PKCE with Keycloak and Passport
In the last year, I have taken over a few npm packages that have been abandoned by their original maintainers. One of them, which I published today, is called passport-keycloak-oauth2-oidc-portable, and is a library that extends the original passport-oauth2 strategy to allow authenticating on Keycloak via OAuth2/OIDC API. One of the reported issues in the original repo was regarding the missing “openid” scope that is mandatory for the “userinfo” field and which became a showstopper for some use cases. So I thought I could take care of this library and also learn a few things along the way. And I did, indeed.

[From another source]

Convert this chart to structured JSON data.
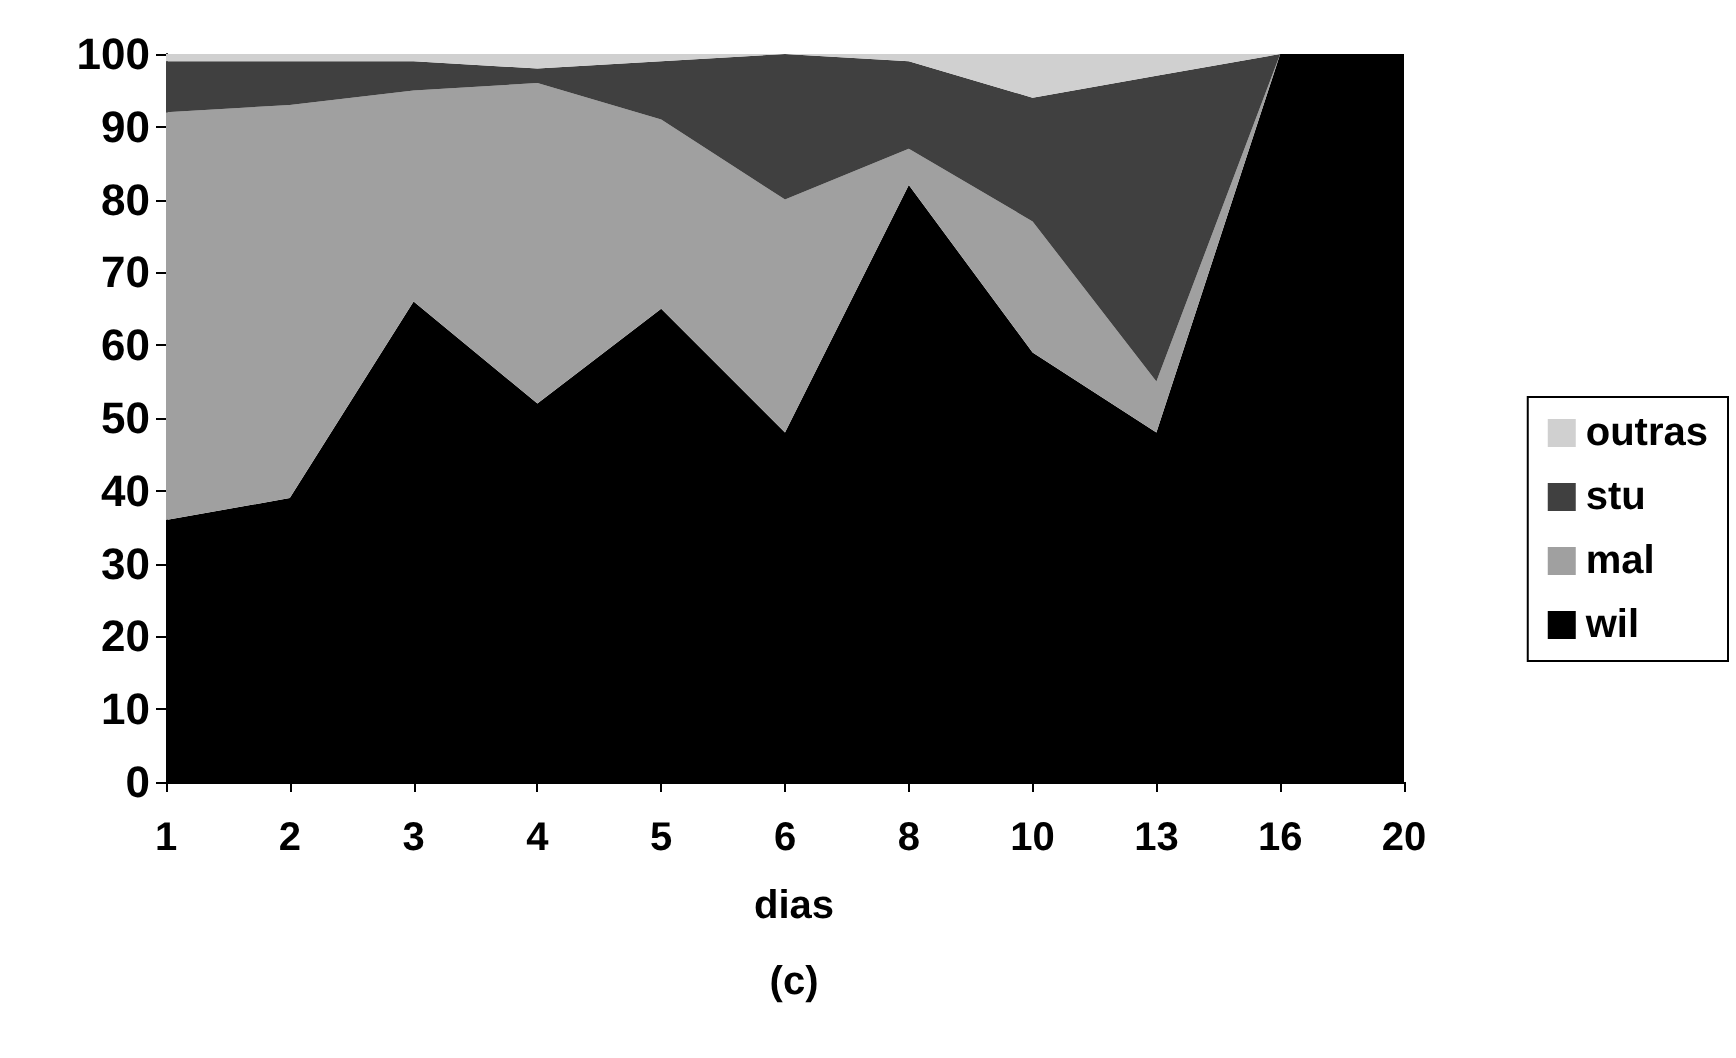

After fixing the reported errors, I decided to switch the project from JavaScript to TypeScript. Dealing with security-related software and protocols should not be done in JavaScript, even if it’s a small helper library. I understand that many years ago there was no better way of doing things in the browser environment, and I truly respect every developer who has ever maintained a JavaScript project, but these days we have better tools. No need to think about invalid types, confused field names, and similar issues. Additionally, I added integration and e2e tests. And to make it more realistic for local testing, there is also a docker-compose.yml available that sets up a Keycloak instance and imports a test realm that can be used with the library.
To start Keycloak, enter pnpm start:keycloak. And to stop it: pnpm stop:keycloak. The docker-compose.yml is pretty straightforward.